The qqplot indicates that the the bootstrapped sampling distribution has a right skew.
SRS_calls <- c(104,102,35,211,56,325,67,9,179,59)
bootstrapCI1 <- function(data, nsim){
n <- length(data)
bootCI <- c()
for(i in 1:nsim){
bootSamp <- sample(1:n, n, replace=TRUE)
thisXbar <- mean(data[bootSamp])
bootCI <- c(bootCI, thisXbar)
}
return(bootCI)
}
SRS_callsBootCI <- bootstrapCI1(SRS_calls, nsim=1000)
hist(SRS_callsBootCI)
qqnorm(SRS_callsBootCI)
It is similarly close to normal and has the same right skew.
std.er_callsBoot <- sd(callsBootCI)/sqrt(80)
std.er_callsBoot
## [1] 4.16038
std.er_SRScallsBoot <- sd(SRS_callsBootCI)/sqrt(10)
std.er_SRScallsBoot
## [1] 8.85995
It is larger for the smaller SRS because it has a smaller sample size. Since each sample mean is derived from a smaller number of individual values, there will be more variation among boostrapped sample means. Standard error is calculated by dividing the sd of a sample by the square root of the sample size. A small sample size makes the denominator smaller which makes the output bigger.
setwd("H:/MATH239")
nspines <- read.csv("nspines.csv", header = TRUE)

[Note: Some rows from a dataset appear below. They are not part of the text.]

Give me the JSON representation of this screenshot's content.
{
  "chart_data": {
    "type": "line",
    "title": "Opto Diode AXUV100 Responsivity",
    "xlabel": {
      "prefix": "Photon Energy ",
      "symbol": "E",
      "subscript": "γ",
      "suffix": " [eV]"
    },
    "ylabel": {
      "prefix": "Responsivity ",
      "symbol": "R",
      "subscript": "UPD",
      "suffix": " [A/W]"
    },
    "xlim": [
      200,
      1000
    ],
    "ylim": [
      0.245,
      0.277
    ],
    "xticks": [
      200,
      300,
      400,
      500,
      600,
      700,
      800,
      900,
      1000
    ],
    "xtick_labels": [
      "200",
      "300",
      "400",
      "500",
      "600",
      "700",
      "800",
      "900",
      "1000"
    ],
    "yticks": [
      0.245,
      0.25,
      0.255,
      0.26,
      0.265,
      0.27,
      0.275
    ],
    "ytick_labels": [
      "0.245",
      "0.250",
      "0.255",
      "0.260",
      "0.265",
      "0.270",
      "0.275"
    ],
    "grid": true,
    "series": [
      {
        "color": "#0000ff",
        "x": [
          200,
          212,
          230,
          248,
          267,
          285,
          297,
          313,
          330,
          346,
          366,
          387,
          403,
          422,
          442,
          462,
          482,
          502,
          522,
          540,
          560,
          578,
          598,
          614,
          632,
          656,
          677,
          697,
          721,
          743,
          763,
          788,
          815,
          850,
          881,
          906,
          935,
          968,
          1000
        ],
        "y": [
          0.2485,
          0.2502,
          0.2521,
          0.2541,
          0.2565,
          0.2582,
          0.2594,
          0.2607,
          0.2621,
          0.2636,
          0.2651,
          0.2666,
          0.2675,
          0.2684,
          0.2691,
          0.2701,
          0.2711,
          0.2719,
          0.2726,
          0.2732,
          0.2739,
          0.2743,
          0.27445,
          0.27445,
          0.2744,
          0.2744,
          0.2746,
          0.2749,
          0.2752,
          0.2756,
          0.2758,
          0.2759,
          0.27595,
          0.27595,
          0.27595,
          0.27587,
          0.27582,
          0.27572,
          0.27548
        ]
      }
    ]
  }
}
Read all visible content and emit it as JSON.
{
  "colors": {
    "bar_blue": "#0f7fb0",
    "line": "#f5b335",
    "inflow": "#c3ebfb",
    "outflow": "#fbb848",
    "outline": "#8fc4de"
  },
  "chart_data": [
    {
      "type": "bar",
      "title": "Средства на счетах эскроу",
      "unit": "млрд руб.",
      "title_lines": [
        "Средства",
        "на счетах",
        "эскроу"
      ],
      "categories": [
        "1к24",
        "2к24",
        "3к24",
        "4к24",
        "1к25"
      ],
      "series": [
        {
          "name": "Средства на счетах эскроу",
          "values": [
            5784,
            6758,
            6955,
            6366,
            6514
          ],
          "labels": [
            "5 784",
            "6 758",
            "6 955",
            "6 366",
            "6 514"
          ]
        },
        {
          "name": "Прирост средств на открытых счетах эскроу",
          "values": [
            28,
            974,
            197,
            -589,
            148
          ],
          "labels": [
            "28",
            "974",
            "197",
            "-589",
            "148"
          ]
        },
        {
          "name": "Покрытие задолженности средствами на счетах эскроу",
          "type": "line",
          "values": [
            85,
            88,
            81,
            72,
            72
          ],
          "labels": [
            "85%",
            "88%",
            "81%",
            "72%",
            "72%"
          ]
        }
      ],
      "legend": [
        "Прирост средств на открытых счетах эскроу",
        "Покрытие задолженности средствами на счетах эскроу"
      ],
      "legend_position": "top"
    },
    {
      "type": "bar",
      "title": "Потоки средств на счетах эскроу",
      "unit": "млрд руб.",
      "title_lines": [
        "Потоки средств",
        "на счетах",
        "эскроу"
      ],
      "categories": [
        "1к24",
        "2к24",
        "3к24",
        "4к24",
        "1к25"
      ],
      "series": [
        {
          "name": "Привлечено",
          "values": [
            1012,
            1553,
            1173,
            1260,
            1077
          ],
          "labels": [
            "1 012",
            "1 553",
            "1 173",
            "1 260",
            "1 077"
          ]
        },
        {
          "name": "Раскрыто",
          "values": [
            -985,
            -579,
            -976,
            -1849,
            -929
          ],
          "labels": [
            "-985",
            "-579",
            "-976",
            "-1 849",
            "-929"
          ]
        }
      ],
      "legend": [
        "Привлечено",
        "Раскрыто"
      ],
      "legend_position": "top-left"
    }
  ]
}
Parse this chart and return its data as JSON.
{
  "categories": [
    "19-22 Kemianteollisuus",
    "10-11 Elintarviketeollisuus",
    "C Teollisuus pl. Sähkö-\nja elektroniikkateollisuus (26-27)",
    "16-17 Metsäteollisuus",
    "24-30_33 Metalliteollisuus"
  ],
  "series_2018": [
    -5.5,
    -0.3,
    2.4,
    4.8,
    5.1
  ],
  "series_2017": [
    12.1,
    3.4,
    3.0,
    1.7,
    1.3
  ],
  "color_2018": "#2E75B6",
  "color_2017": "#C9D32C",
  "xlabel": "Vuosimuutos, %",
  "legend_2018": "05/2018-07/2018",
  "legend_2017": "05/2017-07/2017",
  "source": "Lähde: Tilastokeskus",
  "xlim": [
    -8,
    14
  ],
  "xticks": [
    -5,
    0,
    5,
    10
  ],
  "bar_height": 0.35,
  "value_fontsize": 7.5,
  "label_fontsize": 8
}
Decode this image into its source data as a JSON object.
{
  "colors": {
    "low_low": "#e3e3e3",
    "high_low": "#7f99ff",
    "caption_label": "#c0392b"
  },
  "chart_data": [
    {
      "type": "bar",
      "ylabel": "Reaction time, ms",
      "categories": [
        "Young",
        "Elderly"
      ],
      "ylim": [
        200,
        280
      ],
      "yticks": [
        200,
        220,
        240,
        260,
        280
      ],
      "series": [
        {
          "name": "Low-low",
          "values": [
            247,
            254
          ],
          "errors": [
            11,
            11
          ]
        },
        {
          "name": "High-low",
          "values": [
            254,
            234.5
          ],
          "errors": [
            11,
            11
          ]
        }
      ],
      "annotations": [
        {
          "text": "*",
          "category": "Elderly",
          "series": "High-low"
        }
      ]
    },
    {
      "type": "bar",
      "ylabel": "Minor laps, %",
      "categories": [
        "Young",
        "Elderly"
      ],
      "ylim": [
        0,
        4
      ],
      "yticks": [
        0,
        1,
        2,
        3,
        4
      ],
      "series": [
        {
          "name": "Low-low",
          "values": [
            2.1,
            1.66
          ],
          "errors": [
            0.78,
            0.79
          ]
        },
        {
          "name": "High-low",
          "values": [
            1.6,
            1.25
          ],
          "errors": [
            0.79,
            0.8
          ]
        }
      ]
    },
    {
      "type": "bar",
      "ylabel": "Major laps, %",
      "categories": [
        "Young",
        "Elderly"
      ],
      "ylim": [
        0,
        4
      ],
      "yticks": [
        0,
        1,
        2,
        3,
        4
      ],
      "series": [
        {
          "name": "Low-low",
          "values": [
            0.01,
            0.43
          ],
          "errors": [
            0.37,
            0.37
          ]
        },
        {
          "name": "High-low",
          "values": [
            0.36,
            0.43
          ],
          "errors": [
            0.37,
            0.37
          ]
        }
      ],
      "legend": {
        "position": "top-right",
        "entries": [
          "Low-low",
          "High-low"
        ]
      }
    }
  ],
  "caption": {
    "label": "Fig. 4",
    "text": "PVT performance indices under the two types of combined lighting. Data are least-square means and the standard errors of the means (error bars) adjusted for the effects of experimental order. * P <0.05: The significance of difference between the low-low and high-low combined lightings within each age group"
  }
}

boxplot(nspines$dbh ~ nspines$ns, xlab = "Region", ylab = "DBH")
It appears that the northern region is heavily skewed to the right, whereas the southern region is heavily skewed to the left. Each group has a sample size of 30 which is the bare minimum to employ the central limit theorem. However, given the sample size being barely large enough, and the heavy skew of both groups, it would be much better to use bootstrapping.
nspines_north <- nspines[1:30,]
nspines_south <- nspines[31:60,]
north_mean <- mean(nspines_north$dbh)
south_mean <- mean(nspines_south$dbh)
north_mean - south_mean
## [1] -10.83333
bootstrapCI2 <- function(data1, data2, nsim){
n1 <- length(data1)
n2 <- length(data2)
bootCI2 <- c()
for(i in 1:nsim){
bootSamp1 <- sample(1:n1, n1, replace=TRUE)
bootSamp2 <- sample(1:n2, n2, replace=TRUE)
thisXbar <- mean(data1[bootSamp1])-mean(data2[bootSamp2])
bootCI2 <- c(bootCI2, thisXbar)
}
return(bootCI2)
}
nspinesBootCI2 <- bootstrapCI2(nspines_north$dbh, nspines_south$dbh, nsim=10000)
hist(nspinesBootCI2)
quantile(nspinesBootCI2, c(.025, .975))
## 2.5% 97.5%
## -18.736833 -2.916667
se <- sd(nspinesBootCI2)
mean(north_mean)-mean(south_mean)+c(-1,1)*qt(.975, df=58)*se
## [1] -19.038557 -2.628109
north_mean - south_mean # test statistic
## [1] -10.83333
mean(nspinesBootCI2) # CI mean
## [1] -10.86894
qqnorm(nspinesBootCI2)
Since the test statistic is close to the bootstrap mean (which indicates low bias) and the bootstrap distribution is approximately normal, the hybrid method should be reliable.
t.test(nspines_north$dbh, nspines_south$dbh)
##
## Welch Two Sample t-test
##
## data: nspines_north$dbh and nspines_south$dbh
## t = -2.6286, df = 55.725, p-value = 0.01106
## alternative hypothesis: true difference in means is not equal to 0
## 95 percent confidence interval:
## -19.090199 -2.576468
## sample estimates:
## mean of x mean of y
## 23.70000 34.53333
The bootstrap CI is smaller which indicates that it is a more precise interval. Therefore, I would use the bootstrap interval.